SAN FRANCISCO Sexual disease alert via the Net New Health Dept. program for gays
These e-cards appear funny, sexy and hip, but if you're lucky, you won't be seeing one in your inbox anytime soon. They're the newest way for gay men diagnosed with a sexually transmitted disease to tell their sex partners about their condition.
The program is called InSPOT -- an acronym for Internet Notification Service for Partners or Tricks -- and it premieres today, paid for by the San Francisco Department of Public Health STD Services and run by a local group called Internet Sexuality Information Services (ISIS).
Dr. Jeffrey Klausner, who directs the city's STD Prevention Section, says the service is the first of its kind. Though it's not new for health officials to e-mail people exposed to a sexual disease using a list provided by the patient, InSPOT allows the person carrying the infection to make the notification.

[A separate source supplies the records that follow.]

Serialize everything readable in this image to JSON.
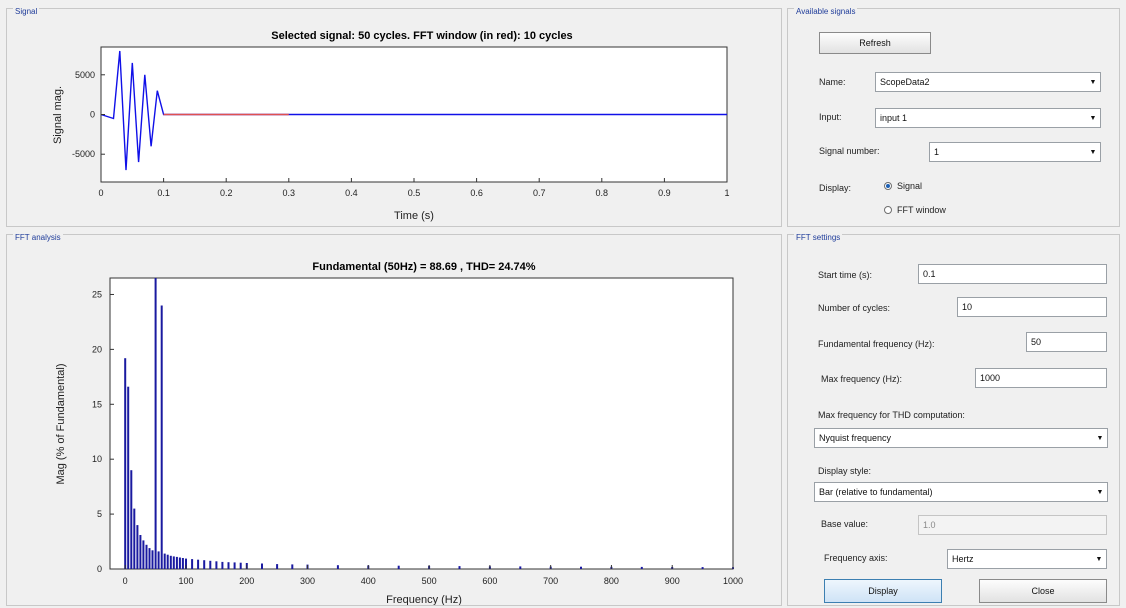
{
  "panels": {
    "signal": "Signal",
    "fft": "FFT analysis",
    "available": "Available signals",
    "settings": "FFT settings"
  },
  "signal_plot": {
    "title": "Selected signal: 50 cycles. FFT window (in red): 10 cycles",
    "xlabel": "Time (s)",
    "ylabel": "Signal mag.",
    "xticks": [
      "0",
      "0.1",
      "0.2",
      "0.3",
      "0.4",
      "0.5",
      "0.6",
      "0.7",
      "0.8",
      "0.9",
      "1"
    ],
    "yticks": [
      "5000",
      "0",
      "-5000"
    ]
  },
  "fft_plot": {
    "title": "Fundamental (50Hz) = 88.69 , THD= 24.74%",
    "xlabel": "Frequency (Hz)",
    "ylabel": "Mag (% of Fundamental)",
    "xticks": [
      "0",
      "100",
      "200",
      "300",
      "400",
      "500",
      "600",
      "700",
      "800",
      "900",
      "1000"
    ],
    "yticks": [
      "25",
      "20",
      "15",
      "10",
      "5",
      "0"
    ]
  },
  "chart_data": [
    {
      "type": "line",
      "title": "Selected signal: 50 cycles. FFT window (in red): 10 cycles",
      "xlabel": "Time (s)",
      "ylabel": "Signal mag.",
      "xlim": [
        0,
        1
      ],
      "ylim": [
        -8500,
        8500
      ],
      "grid": false,
      "series": [
        {
          "color": "#1010e8",
          "x": [
            0,
            0.02,
            0.03,
            0.04,
            0.05,
            0.06,
            0.07,
            0.08,
            0.09,
            0.1,
            1
          ],
          "y": [
            0,
            -500,
            8000,
            -7000,
            6500,
            -6000,
            5000,
            -4000,
            3000,
            0,
            0
          ]
        },
        {
          "color": "#e05050",
          "x": [
            0.1,
            0.3
          ],
          "y": [
            0,
            0
          ]
        }
      ]
    },
    {
      "type": "bar",
      "title": "Fundamental (50Hz) = 88.69 , THD= 24.74%",
      "xlabel": "Frequency (Hz)",
      "ylabel": "Mag (% of Fundamental)",
      "xlim": [
        -25,
        1000
      ],
      "ylim": [
        0,
        26.5
      ],
      "color": "#1a1aa0",
      "x": [
        0,
        5,
        10,
        15,
        20,
        25,
        30,
        35,
        40,
        45,
        50,
        55,
        60,
        65,
        70,
        75,
        80,
        85,
        90,
        95,
        100,
        110,
        120,
        130,
        140,
        150,
        160,
        170,
        180,
        190,
        200,
        225,
        250,
        275,
        300,
        350,
        400,
        450,
        500,
        550,
        600,
        650,
        700,
        750,
        800,
        850,
        900,
        950,
        1000
      ],
      "values": [
        19.2,
        16.6,
        9,
        5.5,
        4,
        3.1,
        2.6,
        2.2,
        1.9,
        1.7,
        26.5,
        1.6,
        24,
        1.4,
        1.3,
        1.2,
        1.15,
        1.1,
        1.05,
        1,
        0.95,
        0.9,
        0.85,
        0.8,
        0.75,
        0.7,
        0.65,
        0.62,
        0.6,
        0.57,
        0.55,
        0.5,
        0.45,
        0.42,
        0.4,
        0.35,
        0.32,
        0.3,
        0.28,
        0.26,
        0.25,
        0.24,
        0.22,
        0.21,
        0.2,
        0.19,
        0.18,
        0.17,
        0.16
      ]
    }
  ],
  "available": {
    "refresh": "Refresh",
    "name_label": "Name:",
    "name_value": "ScopeData2",
    "input_label": "Input:",
    "input_value": "input 1",
    "signal_number_label": "Signal number:",
    "signal_number_value": "1",
    "display_label": "Display:",
    "radio_signal": "Signal",
    "radio_fft": "FFT window"
  },
  "settings": {
    "start_time_label": "Start time (s):",
    "start_time_value": "0.1",
    "cycles_label": "Number of cycles:",
    "cycles_value": "10",
    "fund_label": "Fundamental frequency (Hz):",
    "fund_value": "50",
    "maxf_label": "Max frequency (Hz):",
    "maxf_value": "1000",
    "thd_label": "Max frequency for THD computation:",
    "thd_value": "Nyquist frequency",
    "style_label": "Display style:",
    "style_value": "Bar (relative to fundamental)",
    "base_label": "Base value:",
    "base_value": "1.0",
    "axis_label": "Frequency axis:",
    "axis_value": "Hertz",
    "display_btn": "Display",
    "close_btn": "Close"
  }
}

STDs are an unfortunate consequence of sexual behavior the same way other infections may be a result of hiking, kayaking or contact sports," Klausner said. "If someone gets an STD, he should not be stigmatized."
Tom Kennedy, a gay man himself, was on the community advisory board that helped design the cards. "It took a lot of time to come up with language that didn't seem accusatory," said Kennedy, who now is program director of ISIS.
The group devised six pithy slogans, including: "It's not what you brought to the party, it's what you left with," "You're too hot to be out of action" and "I got screwed while screwing; you might have, too."
Deb Levine, executive director of ISIS, said: "The bottom line was they wanted fun. They wanted something that also speaks to the gay culture and gay lifestyle -- something you would find in a store in the Castro, not in a Hallmark store in the mall.
"We wanted to lighten up the issue a bit," she said. "It doesn't have to be all serious, fear-based and shameful."
Kennedy agrees. "How awkward are those phone calls, 'Hey remember me?' I hope this service will be less threatening." The cards can be sent to as many as six e-mail addresses at a time and may be signed or anonymous.